Two longtime United Airlines flight attendants have filed a lawsuit against the company, alleging that they were passed over for the coveted job of working on charter flights for the Los Angeles Dodgers because the players desire a “certain look” and they didn’t fit the aesthetic.
Dawn Todd and Darby Quezada claim that they were overlooked for preferential assignments on charter flights for the team due to their appearance not meeting the supposed preferences of the players, which is that of “white, young, thin women who are predominately blond[e] and blue-eyed.”
Todd is a 50-year-old Black woman who has spent more than 17 years with United Airlines. Quezada is a 44-year-old woman of Black, Mexican, and Jewish descent and has spent almost 16 years with the airline.
“It was extremely disappointing that United mistreated us in this way and then completely ignored our complaints,” said Ms.
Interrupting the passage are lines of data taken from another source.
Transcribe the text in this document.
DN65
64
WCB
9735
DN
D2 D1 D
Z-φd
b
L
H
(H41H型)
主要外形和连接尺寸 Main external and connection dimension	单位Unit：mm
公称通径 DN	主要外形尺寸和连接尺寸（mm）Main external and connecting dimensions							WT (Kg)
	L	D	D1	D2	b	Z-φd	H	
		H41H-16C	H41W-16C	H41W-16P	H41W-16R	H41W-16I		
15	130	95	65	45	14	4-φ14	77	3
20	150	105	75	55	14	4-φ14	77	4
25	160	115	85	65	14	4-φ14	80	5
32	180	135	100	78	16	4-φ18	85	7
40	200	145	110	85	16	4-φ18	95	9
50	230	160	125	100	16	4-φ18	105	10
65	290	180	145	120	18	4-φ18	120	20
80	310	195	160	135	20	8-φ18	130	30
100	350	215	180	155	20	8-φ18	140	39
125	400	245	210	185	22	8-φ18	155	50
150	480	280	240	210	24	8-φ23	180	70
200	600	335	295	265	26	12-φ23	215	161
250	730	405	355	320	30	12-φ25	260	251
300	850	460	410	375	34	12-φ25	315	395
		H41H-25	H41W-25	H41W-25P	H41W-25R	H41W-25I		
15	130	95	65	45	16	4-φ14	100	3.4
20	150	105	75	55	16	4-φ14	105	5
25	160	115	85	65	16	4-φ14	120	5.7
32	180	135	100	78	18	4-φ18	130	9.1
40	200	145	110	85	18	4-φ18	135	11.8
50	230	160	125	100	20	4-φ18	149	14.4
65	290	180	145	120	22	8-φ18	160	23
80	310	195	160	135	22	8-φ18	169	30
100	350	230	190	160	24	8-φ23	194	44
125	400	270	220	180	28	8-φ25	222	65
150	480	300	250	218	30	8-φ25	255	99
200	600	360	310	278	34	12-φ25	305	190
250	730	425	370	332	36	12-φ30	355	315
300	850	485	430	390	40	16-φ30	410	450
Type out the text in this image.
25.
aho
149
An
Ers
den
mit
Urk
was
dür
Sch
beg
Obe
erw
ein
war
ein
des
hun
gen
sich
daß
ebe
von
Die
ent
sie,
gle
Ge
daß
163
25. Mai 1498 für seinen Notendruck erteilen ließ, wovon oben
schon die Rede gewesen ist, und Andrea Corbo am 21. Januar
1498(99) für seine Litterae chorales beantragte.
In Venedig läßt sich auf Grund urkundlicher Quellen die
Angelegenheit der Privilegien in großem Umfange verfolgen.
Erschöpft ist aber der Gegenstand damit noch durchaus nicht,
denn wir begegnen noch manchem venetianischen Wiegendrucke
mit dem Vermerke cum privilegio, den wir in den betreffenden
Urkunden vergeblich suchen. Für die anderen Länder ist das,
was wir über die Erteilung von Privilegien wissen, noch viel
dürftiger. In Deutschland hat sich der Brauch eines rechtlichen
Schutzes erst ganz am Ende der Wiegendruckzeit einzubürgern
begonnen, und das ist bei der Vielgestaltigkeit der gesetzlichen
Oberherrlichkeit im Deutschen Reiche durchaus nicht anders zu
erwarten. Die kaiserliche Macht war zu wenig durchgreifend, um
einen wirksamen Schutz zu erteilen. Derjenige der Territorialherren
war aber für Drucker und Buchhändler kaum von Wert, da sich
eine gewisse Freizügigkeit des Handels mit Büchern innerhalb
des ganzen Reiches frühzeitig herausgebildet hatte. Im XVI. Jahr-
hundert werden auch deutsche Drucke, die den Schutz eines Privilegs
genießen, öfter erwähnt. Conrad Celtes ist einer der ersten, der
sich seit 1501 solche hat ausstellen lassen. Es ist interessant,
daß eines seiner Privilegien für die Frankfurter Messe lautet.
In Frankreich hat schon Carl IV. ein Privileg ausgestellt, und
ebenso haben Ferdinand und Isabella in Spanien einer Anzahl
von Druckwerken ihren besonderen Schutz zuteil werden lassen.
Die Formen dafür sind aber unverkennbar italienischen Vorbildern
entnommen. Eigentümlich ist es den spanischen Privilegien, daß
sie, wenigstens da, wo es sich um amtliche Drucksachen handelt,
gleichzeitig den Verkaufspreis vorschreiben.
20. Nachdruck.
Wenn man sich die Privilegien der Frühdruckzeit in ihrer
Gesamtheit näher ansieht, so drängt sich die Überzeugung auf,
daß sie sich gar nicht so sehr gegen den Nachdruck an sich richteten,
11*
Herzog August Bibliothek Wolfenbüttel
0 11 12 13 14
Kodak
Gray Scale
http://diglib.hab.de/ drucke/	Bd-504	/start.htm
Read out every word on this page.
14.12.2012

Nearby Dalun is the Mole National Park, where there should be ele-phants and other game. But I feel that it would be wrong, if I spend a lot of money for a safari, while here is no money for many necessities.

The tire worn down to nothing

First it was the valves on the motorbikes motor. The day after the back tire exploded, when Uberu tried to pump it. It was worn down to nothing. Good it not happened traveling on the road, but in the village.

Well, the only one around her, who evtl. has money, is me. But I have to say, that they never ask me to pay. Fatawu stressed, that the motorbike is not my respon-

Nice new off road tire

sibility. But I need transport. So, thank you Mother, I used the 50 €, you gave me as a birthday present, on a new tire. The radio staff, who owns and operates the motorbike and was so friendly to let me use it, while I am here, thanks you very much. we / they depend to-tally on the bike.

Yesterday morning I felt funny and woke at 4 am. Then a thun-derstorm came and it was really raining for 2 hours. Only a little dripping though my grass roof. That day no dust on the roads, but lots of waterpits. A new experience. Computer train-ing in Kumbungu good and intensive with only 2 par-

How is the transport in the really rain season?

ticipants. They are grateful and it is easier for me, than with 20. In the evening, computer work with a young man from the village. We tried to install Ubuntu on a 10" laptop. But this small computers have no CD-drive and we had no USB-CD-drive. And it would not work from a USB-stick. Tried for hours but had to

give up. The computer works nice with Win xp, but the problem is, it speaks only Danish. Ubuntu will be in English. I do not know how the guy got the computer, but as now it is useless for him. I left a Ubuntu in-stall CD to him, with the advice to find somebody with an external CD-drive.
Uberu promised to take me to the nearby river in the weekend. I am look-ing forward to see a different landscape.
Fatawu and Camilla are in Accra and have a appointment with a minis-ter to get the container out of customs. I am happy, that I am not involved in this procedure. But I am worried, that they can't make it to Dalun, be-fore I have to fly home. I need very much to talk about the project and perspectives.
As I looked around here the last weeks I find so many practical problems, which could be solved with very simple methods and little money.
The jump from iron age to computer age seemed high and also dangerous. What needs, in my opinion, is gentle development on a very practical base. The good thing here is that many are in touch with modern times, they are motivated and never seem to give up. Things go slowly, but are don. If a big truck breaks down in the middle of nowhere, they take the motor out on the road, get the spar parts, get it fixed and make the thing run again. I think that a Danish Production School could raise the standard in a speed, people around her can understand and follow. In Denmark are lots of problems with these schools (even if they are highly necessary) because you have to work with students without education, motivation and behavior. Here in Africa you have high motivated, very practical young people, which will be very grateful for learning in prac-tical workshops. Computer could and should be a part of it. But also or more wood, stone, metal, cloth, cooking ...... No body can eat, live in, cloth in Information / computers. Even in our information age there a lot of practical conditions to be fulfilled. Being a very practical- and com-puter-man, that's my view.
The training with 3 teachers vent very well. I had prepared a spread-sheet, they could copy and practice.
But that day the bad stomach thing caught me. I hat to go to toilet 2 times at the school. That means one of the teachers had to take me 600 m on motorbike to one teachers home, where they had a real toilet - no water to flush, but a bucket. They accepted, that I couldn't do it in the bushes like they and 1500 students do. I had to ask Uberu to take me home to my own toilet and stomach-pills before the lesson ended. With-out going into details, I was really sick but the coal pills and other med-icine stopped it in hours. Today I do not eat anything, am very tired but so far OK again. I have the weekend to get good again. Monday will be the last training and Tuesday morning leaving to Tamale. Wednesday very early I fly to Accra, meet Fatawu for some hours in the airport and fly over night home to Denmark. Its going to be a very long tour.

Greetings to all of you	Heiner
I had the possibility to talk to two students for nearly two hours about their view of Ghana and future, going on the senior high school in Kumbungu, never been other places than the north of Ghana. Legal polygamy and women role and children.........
Todd per a statement obtained by ESSENCE. Quezada said she was called the “flight’s maid” because they needed “a Mexican to clean the bathrooms,” was told to stop speaking Spanish with a Dodger player because “we are in America,” and endured antisemitic comments.
The lawsuit contends that the two flight attendants, despite being initially assigned to the Dodgers’ charter flights, were later demoted within the program, and that Quezada was eventually removed without explanation.
It also alleges that United engaged in flagrant discrimination by removing the only minority female flight attendants off the Dodgers charter flights and replacing them with young white women who did not have to interview as they did for the highly desired positions, at the Dodgers’ request.
The Dodgers charter flights are particularly desirable because the crew members earn more money for the longer flights, premium accommodations and higher per diem compensation. They can also obtain valuable sporting event tickets, field passes and rare sports merchandise.
“Major American corporations like United Airlines must understand that it is illegal to make staffing decisions based on an employee’s race and looks, even if it is meant to please major clients like the Los Angeles Dodgers,”said Sam S. Yebri, attorney for both plaintiffs, said in a press release.
According to Forbes.com, the airline responded to their request for comment by stating the following: “United fosters an environment of inclusion and does not tolerate discrimination of any kind. We believe this lawsuit is without merit and intend to defend ourselves vigorously.”
The Dodgers are not named as defendants in the lawsuit and have not commented on it.
This isn’t the first time United Airlines has been accused of preferential treatment on team charters. A complaint filed in 2020 claimed that the airline discriminated against Black and Jewish flight attendants for its various sporting team charter services, hiring only individuals who “fit a specific visual image” such as “young, white, female, and predominantly blonde/blue-eyed” employees.